1,3 million d'économie d'impôt
D'abord, la réforme du barème de l'impôt sur le revenu a diminué l'imposition des contribuables les plus fortunés. A cela s'ajoute l'effet de certaines niches fiscales, qui permettent d'effacer en partie ou en totalité l'impôt sur le revenu. C'est le cas notamment de l'investissement Girardin dans les Dom-Tom ou des FIP et FCPI. D'après le rapport de la commission des Finances de l'Assemblée nationale publié en juin dernier, ces niches bénéficient à un nombre très restreint de Français mais leur permettent de réaliser des économies d'impôts très importantes. Ainsi, pour les 100 contribuables défiscalisant le plus, l'économie d'impôt moyenne atteint 1,3 million d'euros. Pour les 1000 contribuables utilisant le plus les niches fiscales, le montant d'impôt non payé est de 295 800 euros.
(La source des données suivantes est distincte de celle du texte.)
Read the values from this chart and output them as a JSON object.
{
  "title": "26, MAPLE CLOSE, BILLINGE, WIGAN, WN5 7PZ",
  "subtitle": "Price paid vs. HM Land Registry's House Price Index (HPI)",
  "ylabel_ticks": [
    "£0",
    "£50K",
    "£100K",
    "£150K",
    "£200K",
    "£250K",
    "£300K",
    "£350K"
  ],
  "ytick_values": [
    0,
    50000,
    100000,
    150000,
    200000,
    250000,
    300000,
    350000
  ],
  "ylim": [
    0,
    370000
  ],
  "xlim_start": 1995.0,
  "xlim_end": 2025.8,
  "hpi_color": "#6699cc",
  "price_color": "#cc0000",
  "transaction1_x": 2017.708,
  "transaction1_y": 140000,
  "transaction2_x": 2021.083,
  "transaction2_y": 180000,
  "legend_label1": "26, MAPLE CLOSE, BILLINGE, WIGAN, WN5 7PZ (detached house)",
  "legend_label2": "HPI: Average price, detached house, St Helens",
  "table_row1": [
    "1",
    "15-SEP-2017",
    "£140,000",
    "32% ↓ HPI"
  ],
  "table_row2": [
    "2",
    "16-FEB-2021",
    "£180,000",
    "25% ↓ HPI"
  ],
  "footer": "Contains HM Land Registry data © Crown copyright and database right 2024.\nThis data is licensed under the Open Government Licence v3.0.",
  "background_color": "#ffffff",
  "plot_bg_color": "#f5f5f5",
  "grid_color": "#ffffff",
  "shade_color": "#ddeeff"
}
Les données du ministère de l'Economie relèvent également la forte concentration de l'impôt sur le revenu sur les hauts revenus. 1,5% des ménages disposant de plus de 97500 euros de revenus fiscal en 2007 ont versé plus de 41,5% des recettes totales de l'impôt.
16 000 euros pour les bénéficiaires du bouclier fiscal
Parallèlement, l'effet du bouclier fiscal permet à une minorité de contribuables de recevoir d'importants chèques du fisc. En 2007, le bouclier fiscal a bénéficié à 15 000 contribuables qui ont reçu un chèque de 16 000 euros en moyenne. Cela représente un coût pour le budget de l'Etat de 246 millions d'euros. Derrière ce chiffre se cachent des situations très différentes. Ainsi, 671 contribuables ayant un patrimoine de plus 15,5 millions d'euros se sont vus restituer 231 900 euros en moyenne. A eux seuls, ils ont capté 68% des sommes restituées par le fisc. Malgré cette restitution, ces 671 contribuables ont acquittés 240 000 euros d'impôt en moyenne.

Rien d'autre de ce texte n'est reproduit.